How Nigeria Can Achieve Effective Power Reforms

By Chinedu Okafor

The Chief Executive Officer of the Centre for the Promotion of Private Enterprise (CPPE), Dr. Muda Yusuf, has cautioned that Nigeria’s power sector reform must be seen as a gradual, long-term process rather than a quick fix.

Speaking on the challenges confronting the sector, Yusuf explained that its complexity, political economy constraints, and institutional weaknesses make progress incremental. He warned that without decisive structural reforms, improved governance, and fiscal discipline, the current trajectory will remain unsustainable.

Despite years of reform attempts, the sector continues to grapple with deep-rooted financial, structural, and governance challenges. These include tariff distortions, weak investor capacity, transmission bottlenecks, and a persistent liquidity crisis across the electricity value chain.

Yusuf highlighted the inability to implement a fully cost-reflective tariff regime as a major stumbling block. He noted that political sensitivities and recent macroeconomic reforms—such as foreign exchange unification and fuel subsidy removal—have entrenched subsidy dependence, widened financing gaps, and intensified resistance to tariff adjustments.

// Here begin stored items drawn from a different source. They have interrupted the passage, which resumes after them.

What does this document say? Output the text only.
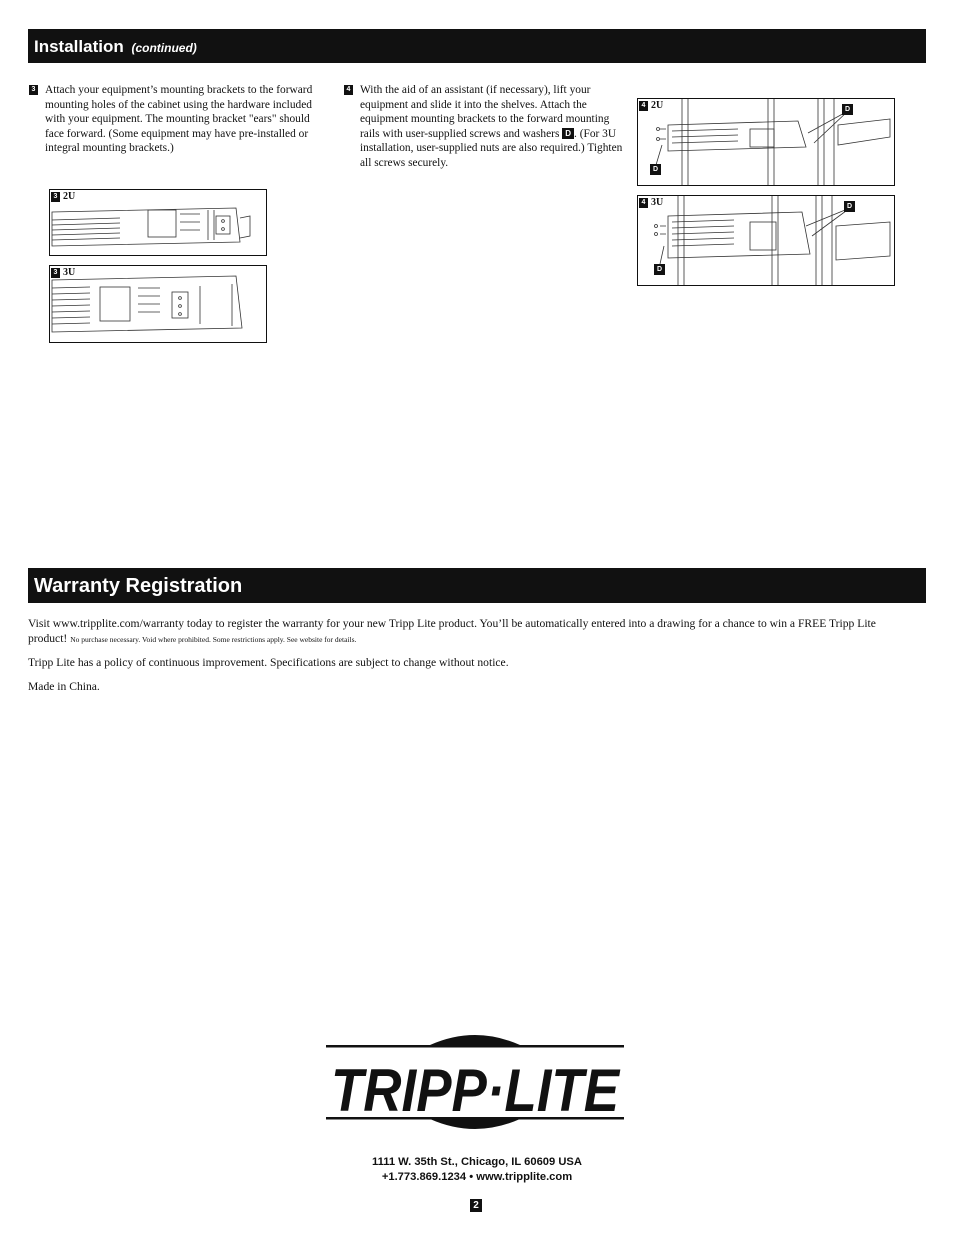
Installation (continued)
3 Attach your equipment’s mounting brackets to the forward mounting holes of the cabinet using the hardware included with your equipment. The mounting bracket "ears" should face forward. (Some equipment may have pre-installed or integral mounting brackets.)
4 With the aid of an assistant (if necessary), lift your equipment and slide it into the shelves. Attach the equipment mounting brackets to the forward mounting rails with user-supplied screws and washers D . (For 3U installation, user-supplied nuts are also required.) Tighten all screws securely.
3 2U
3 3U
4 2U	D
D
4 3U	D
D
Warranty Registration
Visit www.tripplite.com/warranty today to register the warranty for your new Tripp Lite product. You’ll be automatically entered into a drawing for a chance to win a FREE Tripp Lite product! No purchase necessary. Void where prohibited. Some restrictions apply. See website for details.
Tripp Lite has a policy of continuous improvement. Specifications are subject to change without notice.
Made in China.
TRIPP·LITE
1111 W. 35th St., Chicago, IL 60609 USA
+1.773.869.1234 • www.tripplite.com
2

“Without cost-reflective pricing, the sector cannot generate sufficient liquidity to sustain operations or attract new investment. The resulting subsidy burden has forced government to repeatedly intervene financially, transferring inefficiencies onto the public balance sheet,” Yusuf said.

He revealed that sector debt has now risen to about N4 trillion, a level he described as fiscally unsustainable without deeper structural corrections and improved transparency.

To address these challenges, Yusuf advocated for a balanced approach: short-term government support combined with medium- to long-term structural reforms. He stressed the need for rigorous audits of outstanding claims, stronger oversight mechanisms, and transparent subsidy management to prevent abuse similar to Nigeria’s fuel subsidy regime.

He urged government to adopt a phased transition toward cost-reflective tariffs, with targeted social protection for vulnerable households. This, he said, must be backed by strong governance frameworks to improve debt verification and financial settlements.

Yusuf also called for urgent reforms in the distribution sector, including recapitalisation, technical upgrades, and loss reduction. On transmission, he suggested exploring concession models for the Transmission Company of Nigeria (TCN) to boost efficiency and attract investment.

Finally, he emphasised the importance of decentralisation and renewable energy adoption. Encouraging state-level initiatives, independent power projects, and renewables, he argued, would ease pressure on the national grid. Government support, he added, should be time-bound and linked to measurable reform milestones.